Plans for Brea Mall were announced by Homart in 1973. Architectonics, Inc. of Dallas was architect for the structure. Dan Coleman & Associates of San Francisco were responsible for master planning the project. The mall opened in 1977. Originally, the mall was anchored by Sears and May Company California. Later, The Broadway was added, and Nordstrom opened their second California store. J. W. Robinson's and a larger Nordstrom were then constructed along with a Y-shaped addition to the main mall in the early 1990s. In 1993, The May Department Stores Company merged J. W. Robinson's and May Company California to form Robinsons-May. As a result, the J. W. Robinson's store was sold to JCPenney (relocated from original location at Orangefair Marketplace in Fullerton), and the May Company California location was renamed and expanded. The Broadway was converted to Macy's after Federated Department Stores, Inc.'s purchase of The Broadway's parent company Carter Hawley Hale Stores in 1996. In 2006, due to the merger between Federated Department Stores and The May Department Stores Company, the Robinsons-May location was converted to a Macy's furniture store. In the 1970s and 1980s, the Brea Mall also had an ice skating rink that was later removed to expand the food court.

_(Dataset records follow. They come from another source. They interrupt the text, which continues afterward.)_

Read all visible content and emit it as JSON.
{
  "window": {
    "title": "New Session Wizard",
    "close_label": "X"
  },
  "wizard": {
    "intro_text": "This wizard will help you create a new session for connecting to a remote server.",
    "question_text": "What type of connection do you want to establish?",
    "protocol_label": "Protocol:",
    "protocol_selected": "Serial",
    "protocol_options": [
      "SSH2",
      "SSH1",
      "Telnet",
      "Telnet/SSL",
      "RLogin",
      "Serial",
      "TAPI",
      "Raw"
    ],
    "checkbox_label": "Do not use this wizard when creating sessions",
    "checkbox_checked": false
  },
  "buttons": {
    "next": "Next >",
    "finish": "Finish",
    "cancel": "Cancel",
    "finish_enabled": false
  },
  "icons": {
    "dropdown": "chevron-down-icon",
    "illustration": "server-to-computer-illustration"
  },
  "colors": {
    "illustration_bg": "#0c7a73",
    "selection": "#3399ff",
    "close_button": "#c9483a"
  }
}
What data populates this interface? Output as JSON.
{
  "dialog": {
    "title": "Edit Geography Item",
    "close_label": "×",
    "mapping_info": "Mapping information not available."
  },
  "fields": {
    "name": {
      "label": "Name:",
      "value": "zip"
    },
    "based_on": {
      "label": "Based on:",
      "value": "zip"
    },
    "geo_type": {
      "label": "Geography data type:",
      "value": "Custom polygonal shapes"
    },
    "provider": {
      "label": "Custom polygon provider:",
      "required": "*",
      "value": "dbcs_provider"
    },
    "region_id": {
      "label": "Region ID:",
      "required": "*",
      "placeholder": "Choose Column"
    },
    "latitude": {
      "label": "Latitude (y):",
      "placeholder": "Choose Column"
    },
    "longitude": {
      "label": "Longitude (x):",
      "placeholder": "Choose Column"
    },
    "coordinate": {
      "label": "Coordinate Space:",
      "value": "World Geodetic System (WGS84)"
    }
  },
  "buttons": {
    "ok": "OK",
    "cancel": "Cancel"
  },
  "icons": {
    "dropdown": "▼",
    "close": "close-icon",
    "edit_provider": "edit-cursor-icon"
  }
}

On January 4, 2018, Sears announced that its Brea store would close, as part of a plan to close 103 stores nationwide. The store closed on April 8, 2018 and was the mall's last original anchor store to close. On April 9, 2018, Simon announced plans to redevelop the Sears site with a Life Time Fitness as well as new retail, entertainment, and apartments on three levels. It is one of the five malls owned by Simon with Sears anchors being redeveloped. The Sears anchor building was demolished in 2023.

On August 22nd, 2025, Chuck's Arcade, an arcade owned by the parent company of Chuck E. Cheese, Opened In Brea Mall.

Dick’s Sporting Goods announced that they would be opening a new store on the former Sears site. The store was set to become the new anchor tenant and opened in a newly constructed building. Dick’s Sporting Goods announced a grand opening in spring, 2026. The new store is two stories and opened on April 24, 2026.